Maria mi ha contattato dopo aver letto il fumetto. Per me, all’inizio, è stato quasi un gioco, poi il progetto mi ha coinvolto sempre di più, a tutti i livelli. Merito di Maria che mi ha travolto con il suo entusiasmo, la sua serietà professionale e la sua capacità di ascoltare le idee altrui. Scrivere per un fumetto e per un cortometraggio sono due lavori diversi. Cambiano i tempi tecnici, le modalità di fruizione da parte dello spettatore.
L’assenza nel corto della fatina-Marilyn e del soldato non tolgono una dimensione più spirituale e interiore?
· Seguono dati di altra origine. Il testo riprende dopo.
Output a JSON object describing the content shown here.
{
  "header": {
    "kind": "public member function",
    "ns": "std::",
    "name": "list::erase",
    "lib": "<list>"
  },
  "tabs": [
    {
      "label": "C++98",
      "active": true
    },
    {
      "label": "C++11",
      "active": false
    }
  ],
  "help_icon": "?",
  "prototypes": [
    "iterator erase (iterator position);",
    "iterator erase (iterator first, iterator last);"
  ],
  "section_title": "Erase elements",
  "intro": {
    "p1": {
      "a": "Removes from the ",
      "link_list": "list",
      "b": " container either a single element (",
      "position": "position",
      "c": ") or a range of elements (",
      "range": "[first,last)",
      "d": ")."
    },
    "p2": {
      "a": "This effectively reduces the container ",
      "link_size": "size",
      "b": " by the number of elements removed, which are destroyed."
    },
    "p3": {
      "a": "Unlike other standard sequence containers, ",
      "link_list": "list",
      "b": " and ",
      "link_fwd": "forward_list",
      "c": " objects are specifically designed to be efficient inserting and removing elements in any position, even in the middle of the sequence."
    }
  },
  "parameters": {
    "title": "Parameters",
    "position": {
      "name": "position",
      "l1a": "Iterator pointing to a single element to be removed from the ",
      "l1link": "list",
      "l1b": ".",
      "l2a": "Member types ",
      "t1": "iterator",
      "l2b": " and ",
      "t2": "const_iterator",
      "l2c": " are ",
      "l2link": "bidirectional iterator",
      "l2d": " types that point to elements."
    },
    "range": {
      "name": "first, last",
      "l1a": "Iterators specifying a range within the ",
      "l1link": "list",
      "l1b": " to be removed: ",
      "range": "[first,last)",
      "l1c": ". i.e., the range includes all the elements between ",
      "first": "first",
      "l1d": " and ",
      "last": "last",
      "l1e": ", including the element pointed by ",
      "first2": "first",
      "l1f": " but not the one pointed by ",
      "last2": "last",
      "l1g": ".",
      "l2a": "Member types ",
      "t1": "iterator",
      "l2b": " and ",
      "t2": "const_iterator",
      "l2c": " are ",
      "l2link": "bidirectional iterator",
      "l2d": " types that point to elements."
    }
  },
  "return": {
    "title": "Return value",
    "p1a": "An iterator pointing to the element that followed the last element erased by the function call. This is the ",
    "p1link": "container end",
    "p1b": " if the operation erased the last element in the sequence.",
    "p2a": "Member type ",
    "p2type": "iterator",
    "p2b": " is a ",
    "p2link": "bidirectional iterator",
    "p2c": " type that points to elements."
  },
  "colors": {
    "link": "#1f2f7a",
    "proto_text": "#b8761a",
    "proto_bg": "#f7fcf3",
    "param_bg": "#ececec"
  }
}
Maria voleva realizzare un cortometraggio che raccontasse Marilyn al pubblico di oggi con un linguaggio agile. Una trasposizione integrale avrebbe «sforato» di parecchio, quindi abbiamo cercato di individuare un nucleo narrativo adatto a «reggere» la durata richiesta. La soluzione, a quel punto, si è presentata da sé, perché già nel libro la parte centrale è costituita dall’intervista immaginaria. Da quel momento, dopo aver scritto il nuovo soggetto ed essermi confrontato con Maria, la palla è passata nel campo di Oliviero del Papa (che ha saputo mantenersi fedele al testo, adattandolo affinché raggiungesse efficacemente lo schermo) e di Sakka (amica preziosa e disegnatrice di entrambi i progetti: per il film ha dovuto ridisegnare alcune sequenze ex novo). Un’esperienza nuova e bella per me e non è detto che non la si ripeta.